Les cinq types d'interventions

Les cinq grands types d'interventions n'ont pas bougé. Il s'agit de : la démolition d'immeubles, la construction ("le développement d'une offre immobilière nouvelle"), la restructuration - réhabilitation du patrimoine, l'aménagement des espaces publics, l'amélioration du cadre de vie (équipements publics de proximité). Le règlement précise que "la part des opérations relevant de l'habitat doit représenter au moins 50% des concours financiers de l'agence". Et de citer : "démolition de logements locatifs sociaux, recyclage de copropriétés dégradées, recyclage de l'habitat ancien dégradé, reconstitution de l'offre, requalification de logements locatifs sociaux, résidentialisation de logements, accession à la propriété".
Le texte prévoit que "si la requalification des quartiers prioritaires le nécessite, l'agence peut financer des interventions conduites à proximité de ces quartiers".
En revanche, il ne prévoit rien sur "le désenclavement par la desserte en transport collectif" ni sur les sujets relatifs à la sécurité des biens et personnes (considéré comme relevant du droit commun).
 

La règle du 1 pour 1 n'est plus

Parmi les nouvelles règles, notons en matière de démolition-reconstruction, la fin de la règle du 1 pour 1 (1 logement détruit = 1 logement reconstruit). "La reconstitution ne se fera pas dans le même volume que les démolitions dans les territoires caractérisés par une faible tension sur le marché du logement, qui peut se caractériser par une forte vacance et des niveaux de loyer des logements privés comparables à ceux de logements locatifs sociaux", dit exactement le règlement.
Quand le contexte invite à ne pas reconstruire toute l'offre démolie, le taux visé de reconstitution de l'offre en PLAI doit être au moins de 60% pour compenser l'offre à bas loyer supprimée dans le cadre du projet urbain, et "concourir au rééquilibrage" du logement social à bas loyer sur le territoire de l'agglomération.

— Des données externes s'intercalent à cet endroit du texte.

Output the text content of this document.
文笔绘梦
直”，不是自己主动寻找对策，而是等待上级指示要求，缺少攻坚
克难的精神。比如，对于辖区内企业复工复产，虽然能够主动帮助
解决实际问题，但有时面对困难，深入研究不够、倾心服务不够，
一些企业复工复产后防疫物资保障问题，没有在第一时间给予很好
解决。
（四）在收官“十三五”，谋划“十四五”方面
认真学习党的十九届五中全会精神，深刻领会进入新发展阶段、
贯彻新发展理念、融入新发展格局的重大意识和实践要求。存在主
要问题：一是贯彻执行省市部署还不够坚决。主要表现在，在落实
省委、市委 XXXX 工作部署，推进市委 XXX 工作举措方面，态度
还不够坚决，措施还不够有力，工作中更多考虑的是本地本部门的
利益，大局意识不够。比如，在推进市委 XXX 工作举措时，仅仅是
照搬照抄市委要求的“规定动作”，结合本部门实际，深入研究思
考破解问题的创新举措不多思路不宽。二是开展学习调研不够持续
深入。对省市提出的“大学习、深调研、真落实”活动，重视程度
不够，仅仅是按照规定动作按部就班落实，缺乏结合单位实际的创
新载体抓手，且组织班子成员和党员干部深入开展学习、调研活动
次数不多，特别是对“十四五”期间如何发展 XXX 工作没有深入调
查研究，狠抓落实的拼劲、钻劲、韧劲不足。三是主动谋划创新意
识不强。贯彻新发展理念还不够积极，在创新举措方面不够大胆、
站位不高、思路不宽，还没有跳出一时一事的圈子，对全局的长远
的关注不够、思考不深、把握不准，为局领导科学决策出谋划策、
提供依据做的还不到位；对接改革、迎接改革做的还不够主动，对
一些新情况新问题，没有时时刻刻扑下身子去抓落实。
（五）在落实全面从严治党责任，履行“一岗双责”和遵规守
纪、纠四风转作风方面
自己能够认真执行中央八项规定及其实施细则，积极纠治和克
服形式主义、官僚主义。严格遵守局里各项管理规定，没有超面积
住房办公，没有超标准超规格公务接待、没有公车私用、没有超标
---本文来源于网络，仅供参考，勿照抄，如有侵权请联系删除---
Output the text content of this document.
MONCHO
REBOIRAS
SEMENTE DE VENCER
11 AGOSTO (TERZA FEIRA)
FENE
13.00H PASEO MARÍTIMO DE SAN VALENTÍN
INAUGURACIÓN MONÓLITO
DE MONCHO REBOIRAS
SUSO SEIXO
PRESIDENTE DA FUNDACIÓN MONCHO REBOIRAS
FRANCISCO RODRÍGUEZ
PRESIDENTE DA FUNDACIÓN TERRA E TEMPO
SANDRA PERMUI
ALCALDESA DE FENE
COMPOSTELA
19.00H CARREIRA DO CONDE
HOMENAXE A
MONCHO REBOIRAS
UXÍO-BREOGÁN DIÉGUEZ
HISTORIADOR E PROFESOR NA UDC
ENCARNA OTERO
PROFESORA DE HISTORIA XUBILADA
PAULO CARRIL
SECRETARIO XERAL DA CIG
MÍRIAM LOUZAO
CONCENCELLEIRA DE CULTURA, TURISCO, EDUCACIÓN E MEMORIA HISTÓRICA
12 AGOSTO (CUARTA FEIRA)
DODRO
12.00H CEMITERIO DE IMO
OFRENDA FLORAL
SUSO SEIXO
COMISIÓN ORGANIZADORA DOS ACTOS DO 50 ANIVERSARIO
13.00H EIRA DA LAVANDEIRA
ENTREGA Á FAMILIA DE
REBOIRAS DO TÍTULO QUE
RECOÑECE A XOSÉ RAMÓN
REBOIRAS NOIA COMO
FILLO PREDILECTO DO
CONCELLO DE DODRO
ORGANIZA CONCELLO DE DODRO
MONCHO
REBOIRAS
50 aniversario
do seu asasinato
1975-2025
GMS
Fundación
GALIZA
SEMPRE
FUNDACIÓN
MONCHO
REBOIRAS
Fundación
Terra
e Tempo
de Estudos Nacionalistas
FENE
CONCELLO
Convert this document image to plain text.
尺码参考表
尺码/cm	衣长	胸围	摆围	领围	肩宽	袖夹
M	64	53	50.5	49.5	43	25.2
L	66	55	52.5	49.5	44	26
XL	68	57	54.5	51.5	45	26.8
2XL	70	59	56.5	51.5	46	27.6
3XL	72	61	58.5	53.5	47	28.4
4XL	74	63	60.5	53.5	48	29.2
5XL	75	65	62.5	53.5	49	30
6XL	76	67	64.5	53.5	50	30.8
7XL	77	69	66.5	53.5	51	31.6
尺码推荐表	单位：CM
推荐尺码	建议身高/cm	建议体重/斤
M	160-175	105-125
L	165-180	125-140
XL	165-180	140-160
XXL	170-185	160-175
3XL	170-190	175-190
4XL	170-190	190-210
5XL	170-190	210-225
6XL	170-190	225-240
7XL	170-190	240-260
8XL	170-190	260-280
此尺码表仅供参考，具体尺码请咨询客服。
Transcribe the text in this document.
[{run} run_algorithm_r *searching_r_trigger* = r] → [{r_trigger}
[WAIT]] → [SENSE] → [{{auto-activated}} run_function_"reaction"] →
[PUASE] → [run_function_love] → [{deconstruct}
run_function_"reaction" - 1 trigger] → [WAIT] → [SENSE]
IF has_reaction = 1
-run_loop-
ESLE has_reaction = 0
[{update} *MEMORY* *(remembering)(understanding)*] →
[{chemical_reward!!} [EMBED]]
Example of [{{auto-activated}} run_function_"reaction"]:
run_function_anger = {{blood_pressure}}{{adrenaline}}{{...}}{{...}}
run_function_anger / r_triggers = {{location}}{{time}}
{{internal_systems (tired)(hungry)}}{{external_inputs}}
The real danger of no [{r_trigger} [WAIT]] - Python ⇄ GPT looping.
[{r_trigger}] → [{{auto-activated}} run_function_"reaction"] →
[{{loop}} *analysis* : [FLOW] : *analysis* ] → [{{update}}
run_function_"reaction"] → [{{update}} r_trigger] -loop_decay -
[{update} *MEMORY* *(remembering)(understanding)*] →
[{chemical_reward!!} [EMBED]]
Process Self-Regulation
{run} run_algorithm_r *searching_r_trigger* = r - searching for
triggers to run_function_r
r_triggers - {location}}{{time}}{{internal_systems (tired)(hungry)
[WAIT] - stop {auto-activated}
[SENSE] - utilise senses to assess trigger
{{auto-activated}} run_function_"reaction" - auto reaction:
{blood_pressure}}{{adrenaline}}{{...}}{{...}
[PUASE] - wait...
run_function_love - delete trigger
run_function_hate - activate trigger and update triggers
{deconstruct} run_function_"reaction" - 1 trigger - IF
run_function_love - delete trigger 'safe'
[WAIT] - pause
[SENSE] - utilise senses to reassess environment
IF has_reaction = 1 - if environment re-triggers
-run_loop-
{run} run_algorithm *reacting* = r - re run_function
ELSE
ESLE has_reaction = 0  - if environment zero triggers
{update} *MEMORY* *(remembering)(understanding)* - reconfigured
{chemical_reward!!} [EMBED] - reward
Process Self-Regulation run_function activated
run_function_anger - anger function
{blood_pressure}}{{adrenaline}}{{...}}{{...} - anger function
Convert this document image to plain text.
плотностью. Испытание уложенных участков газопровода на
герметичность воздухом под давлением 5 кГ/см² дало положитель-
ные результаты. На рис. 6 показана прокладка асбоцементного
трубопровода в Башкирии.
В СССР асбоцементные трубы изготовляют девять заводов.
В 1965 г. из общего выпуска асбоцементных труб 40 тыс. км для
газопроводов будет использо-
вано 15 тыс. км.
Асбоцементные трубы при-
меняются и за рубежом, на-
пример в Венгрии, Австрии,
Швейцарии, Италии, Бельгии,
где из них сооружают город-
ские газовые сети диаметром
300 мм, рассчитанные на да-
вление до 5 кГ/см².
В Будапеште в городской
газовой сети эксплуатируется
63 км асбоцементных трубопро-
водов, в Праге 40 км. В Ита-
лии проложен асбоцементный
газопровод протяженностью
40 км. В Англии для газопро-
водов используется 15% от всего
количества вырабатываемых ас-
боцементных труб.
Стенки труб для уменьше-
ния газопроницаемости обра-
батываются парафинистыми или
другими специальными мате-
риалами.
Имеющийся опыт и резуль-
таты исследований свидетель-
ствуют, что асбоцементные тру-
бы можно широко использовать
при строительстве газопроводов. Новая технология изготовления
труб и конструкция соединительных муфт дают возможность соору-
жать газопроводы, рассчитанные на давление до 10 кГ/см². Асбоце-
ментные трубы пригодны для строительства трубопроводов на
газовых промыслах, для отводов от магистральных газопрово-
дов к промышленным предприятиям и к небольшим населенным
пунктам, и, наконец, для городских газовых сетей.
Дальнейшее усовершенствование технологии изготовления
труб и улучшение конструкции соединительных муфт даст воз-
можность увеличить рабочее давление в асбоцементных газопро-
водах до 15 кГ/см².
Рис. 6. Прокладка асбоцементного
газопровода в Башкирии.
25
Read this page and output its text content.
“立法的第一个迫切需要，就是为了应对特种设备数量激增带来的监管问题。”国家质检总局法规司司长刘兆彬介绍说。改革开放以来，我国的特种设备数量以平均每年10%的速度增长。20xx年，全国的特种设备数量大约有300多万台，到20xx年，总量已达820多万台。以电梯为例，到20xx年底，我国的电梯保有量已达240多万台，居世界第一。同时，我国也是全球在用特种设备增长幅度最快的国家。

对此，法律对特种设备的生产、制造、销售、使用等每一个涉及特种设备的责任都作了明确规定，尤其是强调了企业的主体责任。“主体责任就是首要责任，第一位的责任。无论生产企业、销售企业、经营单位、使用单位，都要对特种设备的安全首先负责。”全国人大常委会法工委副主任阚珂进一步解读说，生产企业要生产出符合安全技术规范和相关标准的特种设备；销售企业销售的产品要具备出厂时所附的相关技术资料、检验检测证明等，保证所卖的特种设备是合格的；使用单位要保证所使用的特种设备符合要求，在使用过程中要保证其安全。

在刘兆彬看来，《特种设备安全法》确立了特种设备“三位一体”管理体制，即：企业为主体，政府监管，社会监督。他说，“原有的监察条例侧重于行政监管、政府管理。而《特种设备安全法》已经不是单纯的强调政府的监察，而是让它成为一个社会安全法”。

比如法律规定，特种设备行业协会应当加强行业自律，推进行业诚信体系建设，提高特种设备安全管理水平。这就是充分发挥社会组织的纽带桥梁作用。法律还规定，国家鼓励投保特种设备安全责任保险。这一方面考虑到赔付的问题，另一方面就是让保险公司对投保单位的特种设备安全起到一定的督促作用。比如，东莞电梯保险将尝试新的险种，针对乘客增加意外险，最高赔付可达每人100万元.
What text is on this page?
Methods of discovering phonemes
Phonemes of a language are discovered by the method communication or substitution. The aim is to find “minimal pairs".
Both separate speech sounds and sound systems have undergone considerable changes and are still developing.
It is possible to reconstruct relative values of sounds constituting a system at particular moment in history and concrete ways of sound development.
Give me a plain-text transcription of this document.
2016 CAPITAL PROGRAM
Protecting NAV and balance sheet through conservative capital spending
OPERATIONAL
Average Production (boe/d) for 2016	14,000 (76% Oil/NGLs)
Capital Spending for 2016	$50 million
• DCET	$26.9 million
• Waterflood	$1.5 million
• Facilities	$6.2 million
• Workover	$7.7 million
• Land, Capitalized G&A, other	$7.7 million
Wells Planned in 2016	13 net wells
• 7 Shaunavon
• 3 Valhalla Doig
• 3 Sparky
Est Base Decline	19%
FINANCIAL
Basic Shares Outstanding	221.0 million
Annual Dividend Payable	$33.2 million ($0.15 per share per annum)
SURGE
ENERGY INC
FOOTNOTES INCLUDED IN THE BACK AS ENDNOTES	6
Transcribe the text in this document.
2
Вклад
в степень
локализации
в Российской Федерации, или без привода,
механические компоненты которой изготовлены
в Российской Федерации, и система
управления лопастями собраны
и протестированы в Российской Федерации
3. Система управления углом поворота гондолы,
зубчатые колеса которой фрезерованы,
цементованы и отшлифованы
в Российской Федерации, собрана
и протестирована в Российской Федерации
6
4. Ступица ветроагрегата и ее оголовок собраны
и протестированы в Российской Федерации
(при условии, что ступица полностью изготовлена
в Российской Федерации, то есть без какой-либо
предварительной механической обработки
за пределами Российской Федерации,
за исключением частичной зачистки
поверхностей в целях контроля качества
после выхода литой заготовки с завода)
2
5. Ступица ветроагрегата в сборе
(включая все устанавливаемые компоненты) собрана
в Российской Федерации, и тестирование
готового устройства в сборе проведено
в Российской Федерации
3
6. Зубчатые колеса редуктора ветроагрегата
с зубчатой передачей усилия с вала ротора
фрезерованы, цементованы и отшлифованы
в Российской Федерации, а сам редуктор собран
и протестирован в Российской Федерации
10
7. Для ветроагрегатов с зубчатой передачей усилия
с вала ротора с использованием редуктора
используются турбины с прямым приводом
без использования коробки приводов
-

En zone tendue, la reconstruction se fera hors quartier prioritaire

Pour ce qui est des zones tendues, la reconstruction de logements sociaux devra être hors du quartier d'intervention et d'ailleurs hors de tout quartier prioritaire de l'agglomération. Il pourra y avoir des exceptions mais elles devront être "limitées et justifiées par le contexte local".
Ce principe était déjà affiché dans le PNRU version Borloo, mais il n'avait pas été suivi des faits. Cette fois-ci, avec la pression politique suite aux attentats de janvier 2015 et les déclarations du Premier ministre qui ont suivi sur les "ghettos" et où régnerait "l'apartheid", et aussi suite au comité interministériel du 6 mars 2015, il est fort probable que l'Etat soit plus regardant.
Selon le CGET, un seul protocole Anru a été signé à ce jour (celui de Rennes, voir notre article ci-contre), et 12 sont dans les tuyaux.